Но вот прошел месяц, и когда в звездном небе Хорезма вновь засияла полная луна, неожиданно и неотвратимо к Исфендиру пришло понимание. В ту ночь он ушел подальше от людей, в горы, чтобы предаться медитациям, в который раз пытаясь совладать с чувством стыда и вины. Неожиданно он ощутил резкую колющую боль в животе. Через мгновение эта боль, многократно усиленная, распространилась по всему телу, подобно тому, как в знойное, суховейное лето занимается от огня степь. Боль обрушилась на него сокрушая каждую косточку, каждый сустав, каждую пядь поверженного в страдании тела, прижимая к земле и исторгая нечеловеческие крики из его груди. Взгляд его затуманился, все вокруг стало расплываться. И вдруг ему показалось, что он видит чудовище, страшное и отвратительное, которое подбирается все ближе и ближе, то самое чудовище, что охраняет врата Обители Лжи, алчущее крови, и смерти; зверь, лишенный разума, не имеющий иных помыслов, кроме ненависти, злобы и жестокости. Но в последнее мгновение Исфендир осознал, что чудовище не подбирается к нему извне, а поднимается из глубины собственной души, погружая во мрак остатки разума.
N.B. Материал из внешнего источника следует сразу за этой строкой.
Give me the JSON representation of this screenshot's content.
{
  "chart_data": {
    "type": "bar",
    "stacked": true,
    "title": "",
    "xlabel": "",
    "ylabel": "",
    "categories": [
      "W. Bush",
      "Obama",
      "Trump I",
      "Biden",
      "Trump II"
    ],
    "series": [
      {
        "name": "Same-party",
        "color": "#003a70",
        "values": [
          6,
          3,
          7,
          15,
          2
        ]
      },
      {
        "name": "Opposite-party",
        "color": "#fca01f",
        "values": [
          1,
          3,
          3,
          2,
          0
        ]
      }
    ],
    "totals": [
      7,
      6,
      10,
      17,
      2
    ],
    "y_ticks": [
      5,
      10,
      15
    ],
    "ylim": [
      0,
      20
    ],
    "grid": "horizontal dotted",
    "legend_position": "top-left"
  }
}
Очнувшись на следующее утро, он увидел поблизости растерзанный труп ребенка и ощутил вкус крови во рту. Вот тогда-то он и постиг всю тяжесть проклятья, которое навлек на него египетский жрец Менереб. Прошло немало горьких часов, проведенных в рыданиях, молитвах и проклятьях, прежде чем Исфендир осознал, что только смерть может избавить его от чудовища, рожденного в его душе. Но когда он решил умереть, бросившись вниз с самой высокой вершины Хорезма, когда попробовал найти смерть, пронзив кинжалом грудь, и испив до дна чашу, наполненную ядом, и встав на пути бешено несущегося стада, тогда к ужасу своему он понял, что смерть недоступна для него. Он стал рабом Ангра-Майнью, рабом темных сил, рабом омерзительного зверя, покорившего его измученную душу. И безгранично было отчаяние Исфендира, сына Куриаша, и ничего отныне не желал он более, чем смерти.